Most Christian evangelicals would claim that God’s will and the making of His kingdom on earth is of utmost importance. But in the Trump era, it seems clear that this is true even and all the way up to the point of total abdication of biblical obedience. So long as these “greater purposes” are the goal.

The importance of abortion, or gay marriage, or any other number of religiously motivated policy positions must supersede other “small” matters, such as whether or not the person leading the free world is a lying, adulterous charlatan who seeks no forgiveness or, it seems, guidance from the very God his acolytes claim he’s sworn his service to.

Evangelical leaders are pushing, through this book and elsewhere, the narrative of Trump as a faithful instrument of God. They do this to keep voters who might have issues with his actions and behaviors from feeling as though they are violating their religious convictions in their continuing support of everything he does.

They accept apologies he never gives. They talk about the importance of redemption he never sought. And they cite his agenda as the overriding will of God. Because in the end, it’s about the ends. The ends being the full realization of God’s agenda, which evangelical leaders are intent on proving is identical to Trump’s agenda, regardless of what means are deployed to achieve them.

And it feels good to them. It’s easy. The ideology of doing whatever you want with no consequence is being embraced by evangelical leaders in the modern era. It’s created a movement that has no qualms with being cruel, with finding ambiguity in moral questions that used to require conviction. And despite this, they walk around most days apparently thinking God is eminently pleased because they are participating in His works and fulfilling His purposes.
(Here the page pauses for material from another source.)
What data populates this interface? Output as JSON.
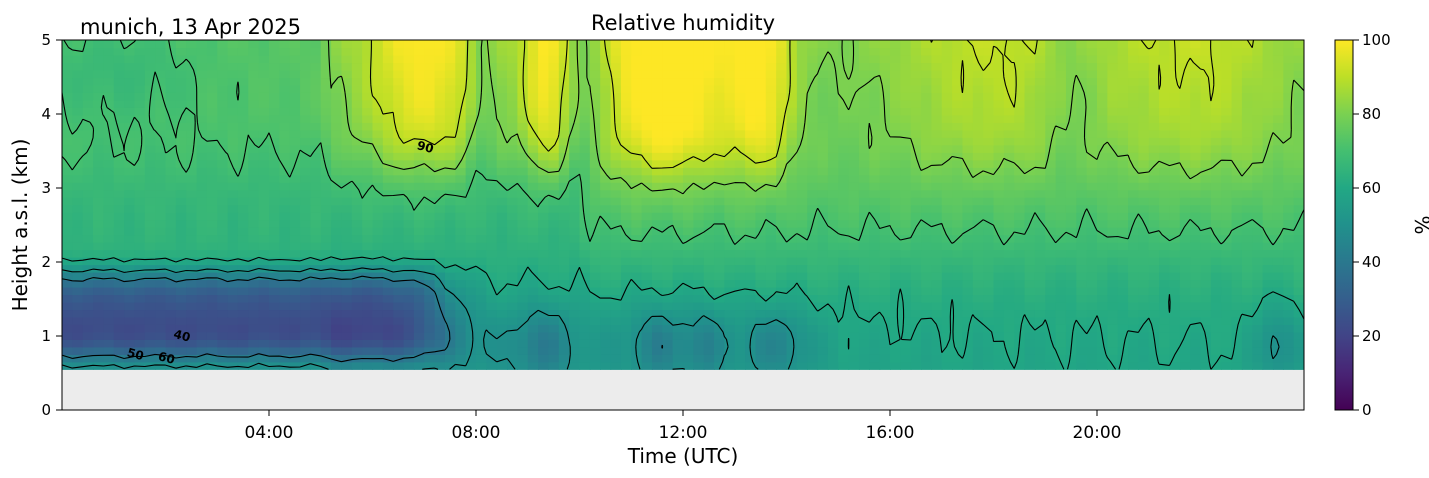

The Faith of Donald J. Trump is simply a marketing ploy. A sales effort. Evangelical leaders working overtime to find a way to give Trump a blanket pass so they can end the exhausting effort of reacting to each individual situation that pops up.

The American evangelical movement is at a crossroads. Having long since abandoned the notion that there are expectations of conduct and morality within the means to an end, they choose instead to forgo any pretense that God’s designs should be trusted over their own. Instead, they have found other places to apply their faith.

They take great comfort in the notion of a bright future through Donald Trump’s “divine” agenda. They enjoy a clear conscience through the guidance of evangelical luminaries. Unburdened of the need to seek out godly leadership, they find a new and satisfying joy in seeking out worldly men who make them feel powerful. And by this joyous and tranquil arrangement, they tell themselves they’ve made God proud. That belief is a testament to their faith in their own efforts.

In other words, faith in themselves.